Em Eu sou um gato, ele se encarna em um felino para observar e
desmascarar a empáfia do humano.
Uma
lenda hebraica diz que o gato foi criado em plena arca porque Noé,
desesperado, já não sabia como conter os ratos que a infestavam.
Sempre que pensamos em um gato, pensamos logo em um rato. Ainda
assim, a figura dos gatos se liga ao ócio e ao inútil. Os cachorros
zelam pela casa, as galinhas põem ovos, as vacas produzem leite; já
um gato não serve para nada. Autônomos e preguiçosos, eles
vagueiam pelo mundo denunciando nossa incapacidade de simplesmente
viver.
O
gato sem nome que narra o romance de Natsume Soseki dedica sua vida a
observar os humanos. Sua presença causa desconforto. O nome
verdadeiro de Natsume (este é o sobrenome, que os japoneses invertem
de posição) era Kinnosuke. Em 1887, ele adotou o pseudônimo de
Soseki, que em chinês significa “incômodo”. Eu sou um gato
é, portanto, um título escorregadio. O eu que se apresenta talvez
fale do próprio escritor.
Sem
um nome, para falar de si o gato de Soseki adota um pronome, “wagahai
”, que, no japonês do século XIX, era exclusivo de políticos e
militares. Desafia, assim, seu dono, o professor Osan, um intelectual
pedante que raramente o olha. “Meu amo costuma me julgar apenas um
monte de pelos ambulantes”, diz. Quem vê o mesmo gato em todos os
gatos não vê gato algum. Eu, que tive um gato, sei disso.
Gatos
possuem 24 bigodes, que usam para medir as distâncias. À noite,
enxergam seis vezes mais que os humanos. Contudo, durante o dia sua
visão perde o foco. Sob a luz do sol, tudo o que veem é um borrão.

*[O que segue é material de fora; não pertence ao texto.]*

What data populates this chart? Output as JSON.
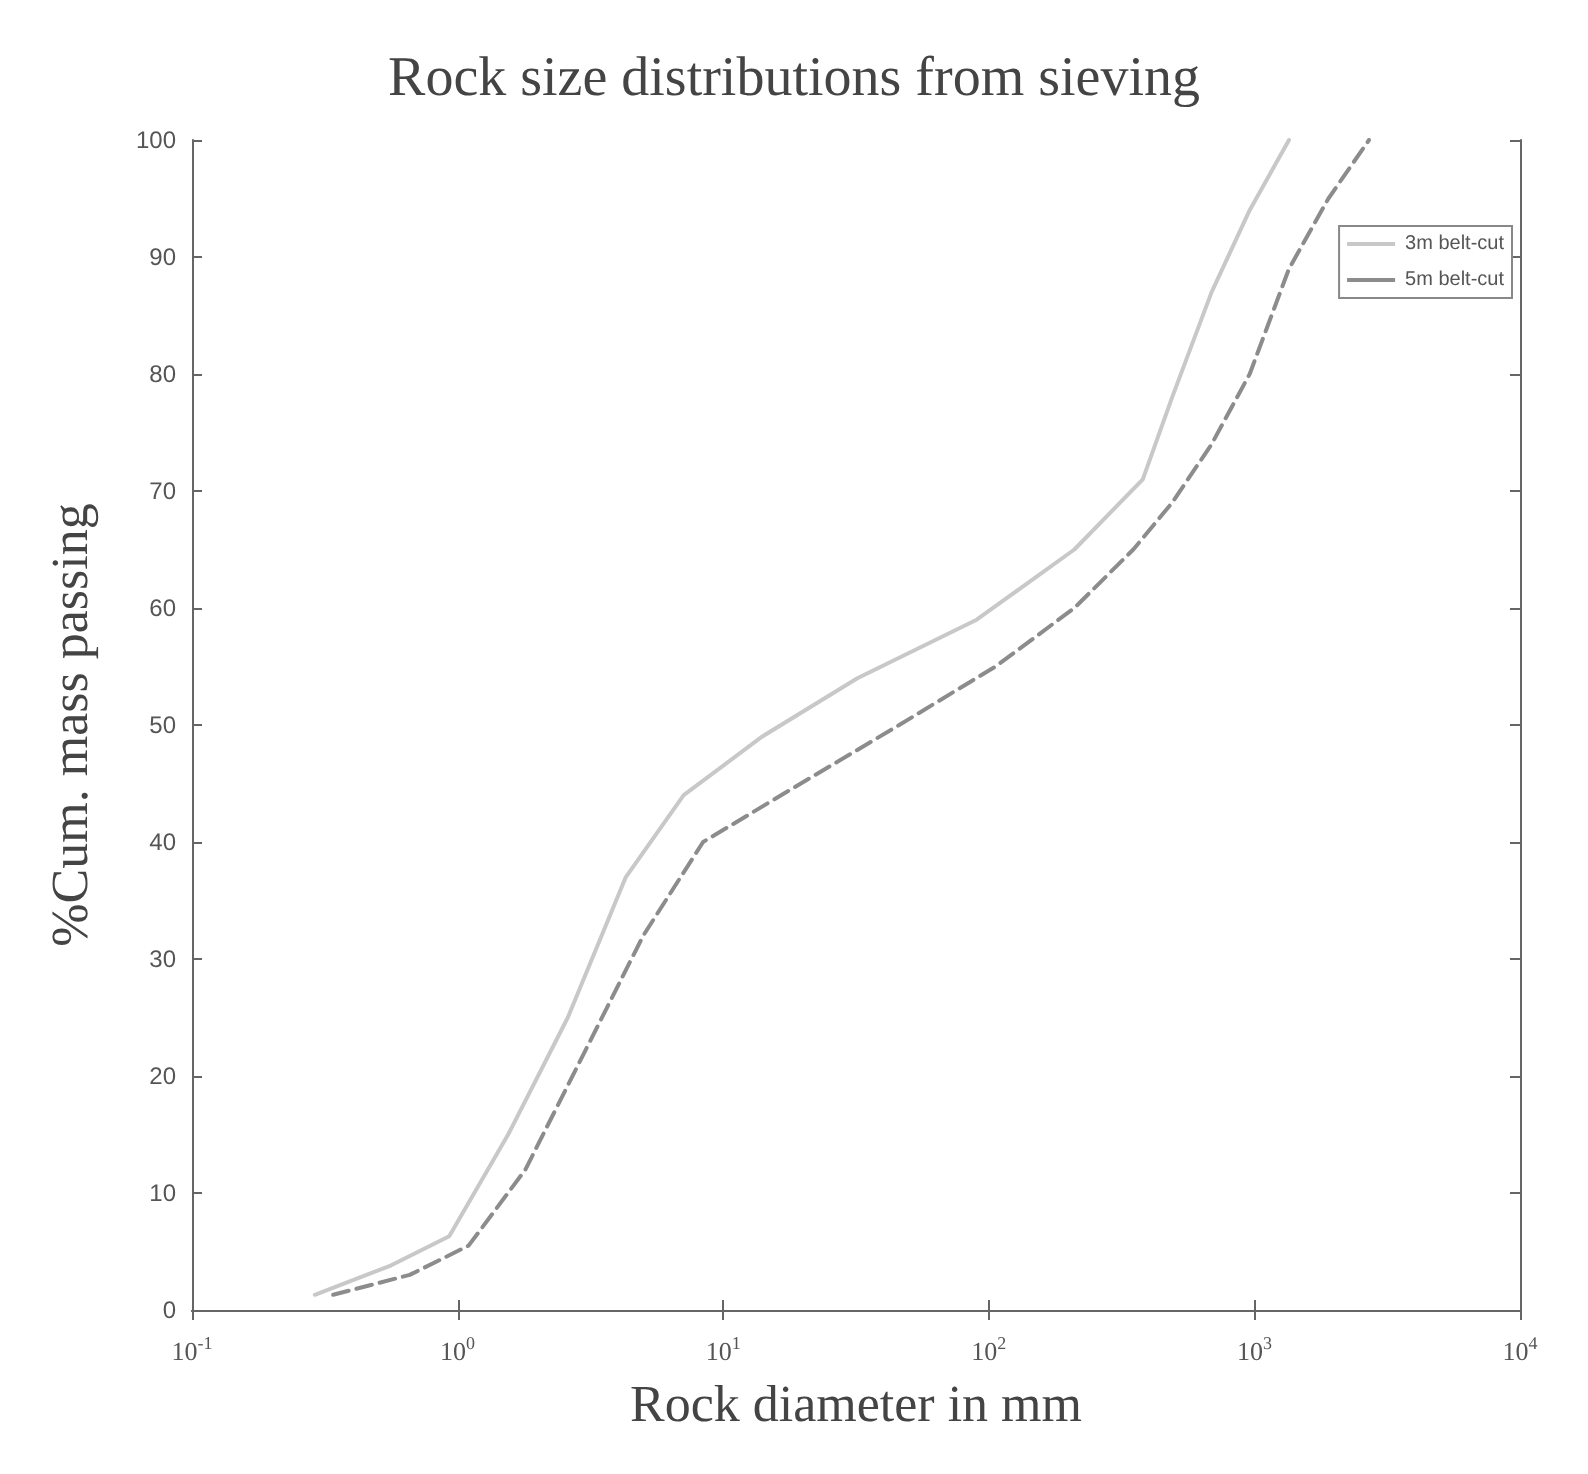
{
  "chart_data": {
    "type": "line",
    "title": "Rock size distributions from sieving",
    "xlabel": "Rock diameter in mm",
    "ylabel": "%Cum. mass passing",
    "log": "x",
    "xlim": [
      0.1,
      10000
    ],
    "xticks": [
      {
        "value": 0.1,
        "label": "10$^{-1}$"
      },
      {
        "value": 1,
        "label": "10$^{0}$"
      },
      {
        "value": 10,
        "label": "10$^{1}$"
      },
      {
        "value": 100,
        "label": "10$^{2}$"
      },
      {
        "value": 1000,
        "label": "10$^{3}$"
      },
      {
        "value": 10000,
        "label": "10$^{4}$"
      }
    ],
    "ylim": [
      0,
      100
    ],
    "yticks": [
      0,
      10,
      20,
      30,
      40,
      50,
      60,
      70,
      80,
      90,
      100
    ],
    "grid": false,
    "legend": "top right",
    "series": [
      {
        "name": "3m belt-cut",
        "color": "#c8c8c8",
        "line_style": "solid",
        "x": [
          0.29,
          0.56,
          0.93,
          1.55,
          2.6,
          4.3,
          7.1,
          14,
          32,
          90,
          210,
          380,
          490,
          690,
          960,
          1350
        ],
        "values": [
          1.3,
          3.8,
          6.3,
          15,
          25,
          37,
          44,
          49,
          54,
          59,
          65,
          71,
          78,
          87,
          94,
          100
        ]
      },
      {
        "name": "5m belt-cut",
        "color": "#8c8c8c",
        "line_style": "dashed",
        "x": [
          0.34,
          0.66,
          1.1,
          1.8,
          3,
          5,
          8.4,
          19.6,
          46,
          106,
          210,
          350,
          490,
          690,
          960,
          1350,
          1900,
          2700
        ],
        "values": [
          1.3,
          3,
          5.5,
          12,
          22,
          32,
          40,
          45,
          50,
          55,
          60,
          65,
          69,
          74,
          80,
          89,
          95,
          100
        ]
      }
    ]
  }
}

Como as serpentes, movem-se nas sombras. Soseki ainda era um menino
quando o romancista francês Jules Champfleury (1820-1889), pioneiro
do Realismo, publicou seu belo Os gatos , que agora folheio.
Comprei-o
em uma loja nas imediações do Louvre. A livreira, uma mulher careca
e áspera, me advertiu: “Se o senhor não ama os gatos, não o
leia, pois não o entenderá. Perco um freguês, mas o senhor não
perde a noite”. Sempre amei os gatos, então comprei o livro.
Ler
Soseki me traz de volta a Champfleury. Livros são trampolins que nos
roubam o chão. Ao contrário dos nadadores, que se contentam com um
único trampolim, leitores precisam de vários. Pulam de um para
outro, experimentam voos desconhecidos, inventam novos saltos – a
piscina é só um espelho no qual jamais mergulharão.
Diz
Champfleury: “Creio que a linguagem dos gatos é uma língua, já
que eles empregam sempre o mesmo som para exprimir a mesma coisa”.

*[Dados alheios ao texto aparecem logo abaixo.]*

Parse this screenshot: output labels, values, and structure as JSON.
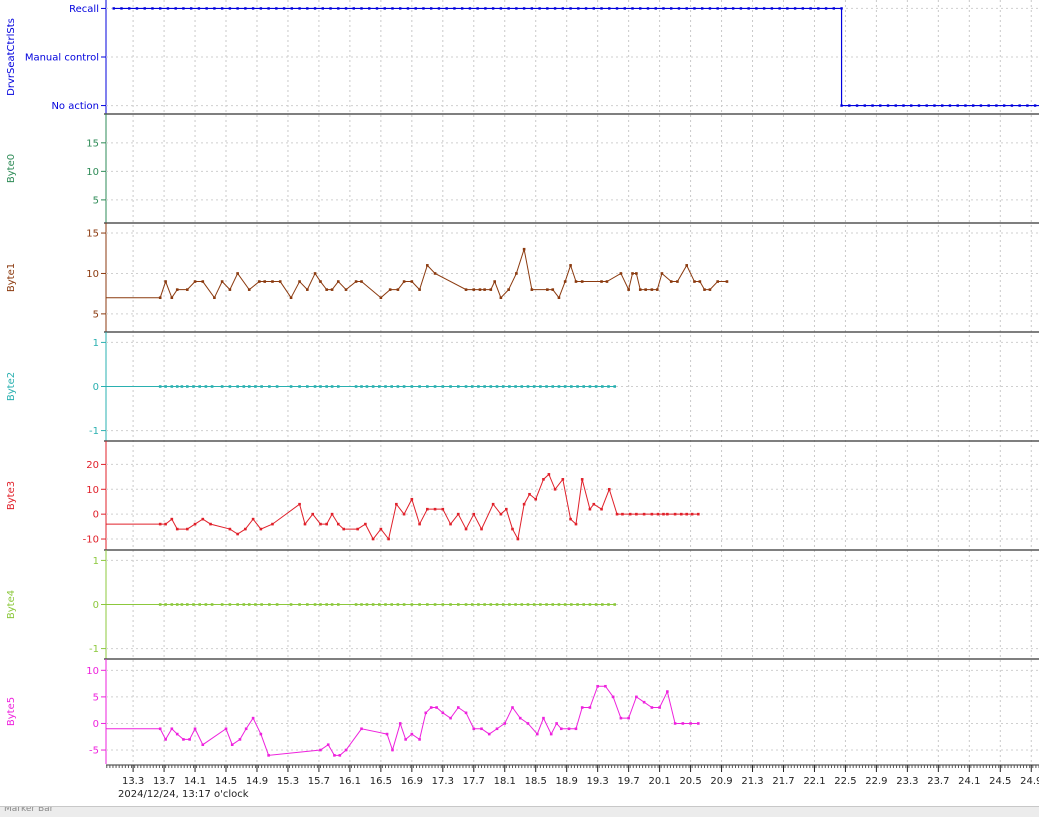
{
  "marker_bar": {
    "label": "Marker Bar"
  },
  "chart_data": {
    "type": "line",
    "xaxis": {
      "range": [
        12.95,
        25.0
      ],
      "ticks": [
        "13.3",
        "13.7",
        "14.1",
        "14.5",
        "14.9",
        "15.3",
        "15.7",
        "16.1",
        "16.5",
        "16.9",
        "17.3",
        "17.7",
        "18.1",
        "18.5",
        "18.9",
        "19.3",
        "19.7",
        "20.1",
        "20.5",
        "20.9",
        "21.3",
        "21.7",
        "22.1",
        "22.5",
        "22.9",
        "23.3",
        "23.7",
        "24.1",
        "24.5",
        "24.9"
      ],
      "caption": "2024/12/24, 13:17 o'clock"
    },
    "panels": [
      {
        "name": "DrvrSeatCtrlSts",
        "color": "#0000dd",
        "categories": [
          "No action",
          "Manual control",
          "Recall"
        ],
        "ylim": [
          -0.05,
          2.05
        ],
        "kind": "step",
        "segments": [
          {
            "x": [
              13.05,
              22.45
            ],
            "y": 2
          },
          {
            "x": [
              22.45,
              25.0
            ],
            "y": 0
          }
        ],
        "dots_dx": 0.1,
        "transition_x": 22.45
      },
      {
        "name": "Byte0",
        "color": "#2e8b57",
        "ylim": [
          2,
          19
        ],
        "yticks": [
          5,
          10,
          15
        ],
        "x": [],
        "y": []
      },
      {
        "name": "Byte1",
        "color": "#8b3a0f",
        "ylim": [
          3.5,
          15.5
        ],
        "yticks": [
          5,
          10,
          15
        ],
        "x": [
          12.95,
          13.65,
          13.72,
          13.8,
          13.87,
          14.0,
          14.1,
          14.2,
          14.35,
          14.45,
          14.55,
          14.65,
          14.8,
          14.93,
          15.0,
          15.1,
          15.2,
          15.34,
          15.45,
          15.55,
          15.65,
          15.72,
          15.8,
          15.87,
          15.95,
          16.05,
          16.18,
          16.25,
          16.5,
          16.62,
          16.72,
          16.8,
          16.9,
          17.0,
          17.1,
          17.2,
          17.6,
          17.7,
          17.78,
          17.84,
          17.92,
          17.97,
          18.05,
          18.15,
          18.25,
          18.35,
          18.45,
          18.65,
          18.72,
          18.8,
          18.88,
          18.95,
          19.02,
          19.1,
          19.35,
          19.42,
          19.6,
          19.7,
          19.75,
          19.8,
          19.85,
          19.92,
          20.0,
          20.07,
          20.13,
          20.25,
          20.33,
          20.45,
          20.55,
          20.62,
          20.68,
          20.75,
          20.85,
          20.97
        ],
        "y": [
          7,
          7,
          9,
          7,
          8,
          8,
          9,
          9,
          7,
          9,
          8,
          10,
          8,
          9,
          9,
          9,
          9,
          7,
          9,
          8,
          10,
          9,
          8,
          8,
          9,
          8,
          9,
          9,
          7,
          8,
          8,
          9,
          9,
          8,
          11,
          10,
          8,
          8,
          8,
          8,
          8,
          9,
          7,
          8,
          10,
          13,
          8,
          8,
          8,
          7,
          9,
          11,
          9,
          9,
          9,
          9,
          10,
          8,
          10,
          10,
          8,
          8,
          8,
          8,
          10,
          9,
          9,
          11,
          9,
          9,
          8,
          8,
          9,
          9
        ]
      },
      {
        "name": "Byte2",
        "color": "#2ab0b0",
        "ylim": [
          -1.1,
          1.1
        ],
        "yticks": [
          -1,
          0,
          1
        ],
        "x": [
          12.95,
          13.65,
          13.72,
          13.8,
          13.87,
          13.93,
          14.0,
          14.08,
          14.16,
          14.24,
          14.32,
          14.45,
          14.55,
          14.65,
          14.73,
          14.8,
          14.88,
          14.96,
          15.06,
          15.16,
          15.34,
          15.45,
          15.55,
          15.65,
          15.72,
          15.8,
          15.87,
          15.95,
          16.18,
          16.25,
          16.32,
          16.4,
          16.48,
          16.56,
          16.64,
          16.72,
          16.8,
          16.9,
          17.0,
          17.1,
          17.2,
          17.3,
          17.4,
          17.5,
          17.6,
          17.68,
          17.76,
          17.84,
          17.92,
          18.0,
          18.08,
          18.16,
          18.24,
          18.32,
          18.4,
          18.48,
          18.56,
          18.64,
          18.72,
          18.8,
          18.88,
          18.96,
          19.04,
          19.12,
          19.2,
          19.28,
          19.36,
          19.44,
          19.52
        ],
        "y": [
          0,
          0,
          0,
          0,
          0,
          0,
          0,
          0,
          0,
          0,
          0,
          0,
          0,
          0,
          0,
          0,
          0,
          0,
          0,
          0,
          0,
          0,
          0,
          0,
          0,
          0,
          0,
          0,
          0,
          0,
          0,
          0,
          0,
          0,
          0,
          0,
          0,
          0,
          0,
          0,
          0,
          0,
          0,
          0,
          0,
          0,
          0,
          0,
          0,
          0,
          0,
          0,
          0,
          0,
          0,
          0,
          0,
          0,
          0,
          0,
          0,
          0,
          0,
          0,
          0,
          0,
          0,
          0,
          0
        ]
      },
      {
        "name": "Byte3",
        "color": "#e0202a",
        "ylim": [
          -12,
          27
        ],
        "yticks": [
          -10,
          0,
          10,
          20
        ],
        "x": [
          12.95,
          13.65,
          13.72,
          13.8,
          13.87,
          14.0,
          14.1,
          14.2,
          14.3,
          14.55,
          14.65,
          14.75,
          14.85,
          14.95,
          15.1,
          15.45,
          15.52,
          15.62,
          15.72,
          15.8,
          15.87,
          15.95,
          16.02,
          16.2,
          16.3,
          16.4,
          16.5,
          16.6,
          16.7,
          16.8,
          16.9,
          17.0,
          17.1,
          17.2,
          17.3,
          17.4,
          17.5,
          17.6,
          17.7,
          17.8,
          17.95,
          18.05,
          18.12,
          18.2,
          18.27,
          18.35,
          18.42,
          18.5,
          18.6,
          18.67,
          18.75,
          18.85,
          18.95,
          19.02,
          19.1,
          19.2,
          19.25,
          19.35,
          19.45,
          19.55,
          19.62,
          19.72,
          19.8,
          19.9,
          20.0,
          20.08,
          20.15,
          20.2,
          20.3,
          20.38,
          20.45,
          20.52,
          20.6
        ],
        "y": [
          -4,
          -4,
          -4,
          -2,
          -6,
          -6,
          -4,
          -2,
          -4,
          -6,
          -8,
          -6,
          -2,
          -6,
          -4,
          4,
          -4,
          0,
          -4,
          -4,
          0,
          -4,
          -6,
          -6,
          -4,
          -10,
          -6,
          -10,
          4,
          0,
          6,
          -4,
          2,
          2,
          2,
          -4,
          0,
          -6,
          0,
          -6,
          4,
          0,
          2,
          -6,
          -10,
          4,
          8,
          6,
          14,
          16,
          10,
          14,
          -2,
          -4,
          14,
          2,
          4,
          2,
          10,
          0,
          0,
          0,
          0,
          0,
          0,
          0,
          0,
          0,
          0,
          0,
          0,
          0,
          0
        ]
      },
      {
        "name": "Byte4",
        "color": "#8cc83c",
        "ylim": [
          -1.1,
          1.1
        ],
        "yticks": [
          -1,
          0,
          1
        ],
        "x": [
          12.95,
          13.65,
          13.72,
          13.8,
          13.87,
          13.93,
          14.0,
          14.08,
          14.16,
          14.24,
          14.32,
          14.45,
          14.55,
          14.65,
          14.73,
          14.8,
          14.88,
          14.96,
          15.06,
          15.16,
          15.34,
          15.45,
          15.55,
          15.65,
          15.72,
          15.8,
          15.87,
          15.95,
          16.18,
          16.25,
          16.32,
          16.4,
          16.48,
          16.56,
          16.64,
          16.72,
          16.8,
          16.9,
          17.0,
          17.1,
          17.2,
          17.3,
          17.4,
          17.5,
          17.6,
          17.68,
          17.76,
          17.84,
          17.92,
          18.0,
          18.08,
          18.16,
          18.24,
          18.32,
          18.4,
          18.48,
          18.56,
          18.64,
          18.72,
          18.8,
          18.88,
          18.96,
          19.04,
          19.12,
          19.2,
          19.28,
          19.36,
          19.44,
          19.52
        ],
        "y": [
          0,
          0,
          0,
          0,
          0,
          0,
          0,
          0,
          0,
          0,
          0,
          0,
          0,
          0,
          0,
          0,
          0,
          0,
          0,
          0,
          0,
          0,
          0,
          0,
          0,
          0,
          0,
          0,
          0,
          0,
          0,
          0,
          0,
          0,
          0,
          0,
          0,
          0,
          0,
          0,
          0,
          0,
          0,
          0,
          0,
          0,
          0,
          0,
          0,
          0,
          0,
          0,
          0,
          0,
          0,
          0,
          0,
          0,
          0,
          0,
          0,
          0,
          0,
          0,
          0,
          0,
          0,
          0,
          0
        ]
      },
      {
        "name": "Byte5",
        "color": "#ee22dd",
        "ylim": [
          -6.5,
          11
        ],
        "yticks": [
          -5,
          0,
          5,
          10
        ],
        "x": [
          12.95,
          13.65,
          13.72,
          13.8,
          13.87,
          13.95,
          14.03,
          14.1,
          14.2,
          14.5,
          14.58,
          14.68,
          14.76,
          14.85,
          14.95,
          15.05,
          15.72,
          15.82,
          15.9,
          15.97,
          16.05,
          16.25,
          16.58,
          16.65,
          16.75,
          16.82,
          16.9,
          17.0,
          17.08,
          17.15,
          17.22,
          17.3,
          17.4,
          17.5,
          17.6,
          17.7,
          17.8,
          17.9,
          18.0,
          18.1,
          18.2,
          18.3,
          18.4,
          18.52,
          18.6,
          18.7,
          18.77,
          18.83,
          18.93,
          19.02,
          19.1,
          19.2,
          19.3,
          19.4,
          19.5,
          19.6,
          19.7,
          19.8,
          19.9,
          20.0,
          20.1,
          20.2,
          20.3,
          20.4,
          20.5,
          20.6
        ],
        "y": [
          -1,
          -1,
          -3,
          -1,
          -2,
          -3,
          -3,
          -1,
          -4,
          -1,
          -4,
          -3,
          -1,
          1,
          -2,
          -6,
          -5,
          -4,
          -6,
          -6,
          -5,
          -1,
          -2,
          -5,
          0,
          -3,
          -2,
          -3,
          2,
          3,
          3,
          2,
          1,
          3,
          2,
          -1,
          -1,
          -2,
          -1,
          0,
          3,
          1,
          0,
          -2,
          1,
          -2,
          0,
          -1,
          -1,
          -1,
          3,
          3,
          7,
          7,
          5,
          1,
          1,
          5,
          4,
          3,
          3,
          6,
          0,
          0,
          0,
          0
        ]
      }
    ]
  }
}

Salto de volta a Eu sou um gato. Já não me parece estranho
que Soseki atribua pensamentos a seu gato. O escritor, muitas vezes,
é só alguém que sabe ouvir.
Minha
edição de Champfleury traz belas vinhetas do pintor japonês
Hok’sai, outro realista. Seus desenhos devolvem os gatos à esfera
da natureza. Mas, descartadas as superstições da veterinária, o
que há de natural em um gato? Feridos pela linguagem, em pleno
sangue da língua, a natureza já não lhes basta.
O
gato sem nome de Soseki bem merece o pseudônimo que o autor adotou:
incômodo. O professor Osan o despreza, mas seus discípulos o
valorizam. Entre os gatos, ele sim é chamado de “professor”.

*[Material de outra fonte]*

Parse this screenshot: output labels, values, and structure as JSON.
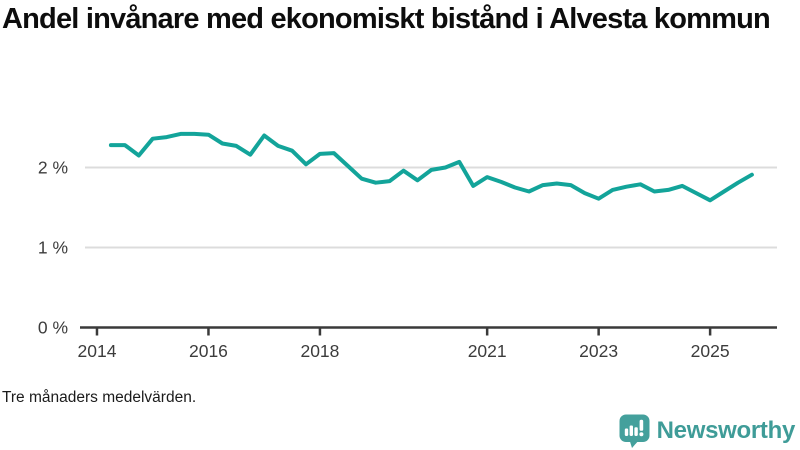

Assim o trata a gata Mikeko, criada por uma tocadora de koto como se
fosse humana. Quando falam dela, não parecem se referir a um bicho.
“Por um lado senti certa inveja”, o gato sem nome admite, “mas
por outro não deixei de sentir certa alegria”. Alegria, talvez,
por se ver vingado. É raso o abismo que separa gatos e homens.
Mikeko
adoece e morre. Com o coração aos trancos, o gato sem nome ouve um
comentário cruel: “Se em lugar de Mikeko aquele gato vira-lata da
casa do professor morresse, teria sido perfeito”. Se não
humanizamos os gatos, os reduzimos a perseguidores de ratos. Mas
também o gato sem nome já não vê os gatos como seres naturais.
“Com a mesma empáfia dos humanos, sinto vontade de criticar suas
ideias e comportamentos”, diz.
Gatos
não são ratos, que fogem e se escondem. Quando perseguidos pelo
homem, ao contrário, eles o fitam. É na borra desse olhar que somos
fisgados. Também a figura incômoda de Natsume Soseki se dilui na
imagem de seu gato. Não posso negar: quando olho a fotografia de meu
falecido gato, num tremor, confesso que me vejo.
Ao
fim do romance, já casado, o professor Osan se assemelha a seu gato.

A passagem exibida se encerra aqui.